Dictatorships are all this way. Does it make a difference if Saddam had a parliament or not? How about the Soviets? The time it mattered was when it fell apart. Then all the supreme Soviets got to the head of the robbers line. With Saddam they all got hanged.

G. Rahmanian

The Leasable! The Shameless!

by G. Rahmanian on

"From outside Iran, that might appear to be a subtle change. But inside Iran, resurrection of the post of prime minister – which existed for the first decade of the revolution, until 1989 – would mark a further decline of democracy."


How can something be less than absolute zero

by Cost-of-Progress on

Can a jew run for presidency, can a Christian or Zoroastrean (the legitimate religion of Iran)? NO! Those who do run must go through a screening process by the guardian council before they are allowed to go any further to confirm their allegiances to the regime as well as their purity in being a muslim.......

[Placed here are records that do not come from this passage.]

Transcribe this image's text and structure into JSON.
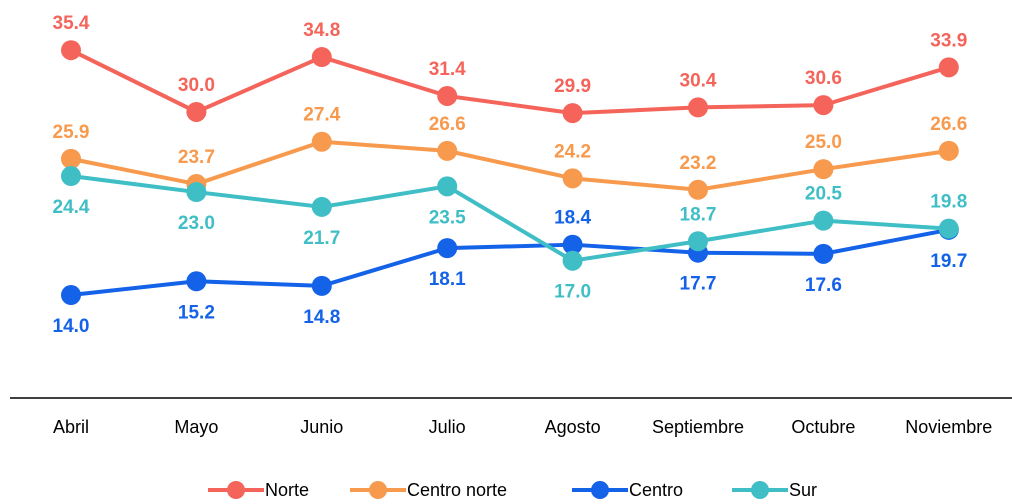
{
  "chart_data": {
    "type": "line",
    "categories": [
      "Abril",
      "Mayo",
      "Junio",
      "Julio",
      "Agosto",
      "Septiembre",
      "Octubre",
      "Noviembre"
    ],
    "ylim": [
      5,
      39
    ],
    "series": [
      {
        "name": "Norte",
        "color": "#f4645a",
        "values": [
          35.4,
          30.0,
          34.8,
          31.4,
          29.9,
          30.4,
          30.6,
          33.9
        ],
        "value_labels": [
          "35.4",
          "30.0",
          "34.8",
          "31.4",
          "29.9",
          "30.4",
          "30.6",
          "33.9"
        ]
      },
      {
        "name": "Centro norte",
        "color": "#f79a4e",
        "values": [
          25.9,
          23.7,
          27.4,
          26.6,
          24.2,
          23.2,
          25.0,
          26.6
        ],
        "value_labels": [
          "25.9",
          "23.7",
          "27.4",
          "26.6",
          "24.2",
          "23.2",
          "25.0",
          "26.6"
        ]
      },
      {
        "name": "Centro",
        "color": "#1462e8",
        "values": [
          14.0,
          15.2,
          14.8,
          18.1,
          18.4,
          17.7,
          17.6,
          19.7
        ],
        "value_labels": [
          "14.0",
          "15.2",
          "14.8",
          "18.1",
          "18.4",
          "17.7",
          "17.6",
          "19.7"
        ]
      },
      {
        "name": "Sur",
        "color": "#3fbec6",
        "values": [
          24.4,
          23.0,
          21.7,
          23.5,
          17.0,
          18.7,
          20.5,
          19.8
        ],
        "value_labels": [
          "24.4",
          "23.0",
          "21.7",
          "23.5",
          "17.0",
          "18.7",
          "20.5",
          "19.8"
        ]
      }
    ]
  }
}
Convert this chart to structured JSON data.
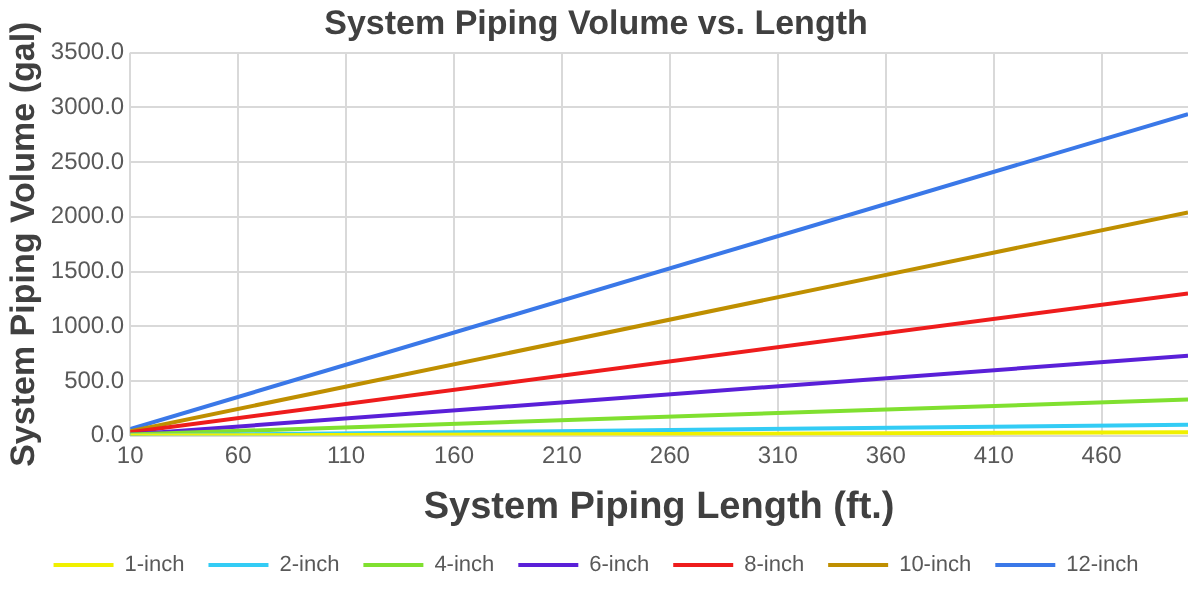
{
  "chart_data": {
    "type": "line",
    "title": "System Piping Volume vs. Length",
    "xlabel": "System Piping Length (ft.)",
    "ylabel": "System Piping Volume (gal)",
    "xlim": [
      10,
      500
    ],
    "xticks": [
      10,
      60,
      110,
      160,
      210,
      260,
      310,
      360,
      410,
      460
    ],
    "ylim": [
      0,
      3500
    ],
    "yticks": [
      {
        "value": 0,
        "label": "0.0"
      },
      {
        "value": 500,
        "label": "500.0"
      },
      {
        "value": 1000,
        "label": "1000.0"
      },
      {
        "value": 1500,
        "label": "1500.0"
      },
      {
        "value": 2000,
        "label": "2000.0"
      },
      {
        "value": 2500,
        "label": "2500.0"
      },
      {
        "value": 3000,
        "label": "3000.0"
      },
      {
        "value": 3500,
        "label": "3500.0"
      }
    ],
    "x": [
      10,
      500
    ],
    "series": [
      {
        "name": "1-inch",
        "color": "#f0f000",
        "values": [
          0,
          30
        ]
      },
      {
        "name": "2-inch",
        "color": "#33ccf5",
        "values": [
          0,
          100
        ]
      },
      {
        "name": "4-inch",
        "color": "#80e030",
        "values": [
          10,
          330
        ]
      },
      {
        "name": "6-inch",
        "color": "#5a20d8",
        "values": [
          10,
          730
        ]
      },
      {
        "name": "8-inch",
        "color": "#ee1c1c",
        "values": [
          30,
          1300
        ]
      },
      {
        "name": "10-inch",
        "color": "#bf8f00",
        "values": [
          40,
          2040
        ]
      },
      {
        "name": "12-inch",
        "color": "#3a78e8",
        "values": [
          60,
          2940
        ]
      }
    ],
    "grid": true,
    "legend": "bottom",
    "marker": "none",
    "line_style": "solid"
  }
}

Which part of this is democratic to you?

There is no democracy in the Islamist regime. So technically, there can be no lessening of something that never existed.






by Fred on

The former CS Iran based reporter says:

“But Ayatollah Khamenei appears to be setting the stage for political changes that will further shrivel the democratic aspect of the Islamic Republic.”

It is no secret that Peterson is another one of those who have bought into the “reformability” of the Islamist Rapist Republic, hence this “further shrivel the democratic aspect of the Islamic Republic.”

There has to come a time for these clueless reporters, people like this Peterson, Barbara Slavin of USA Today and Roger Cohen of NY Times, to just name a few, to finally understand that there is no way a democracy can come out a religious fascism, it has never happened, it will not happen now or in the future.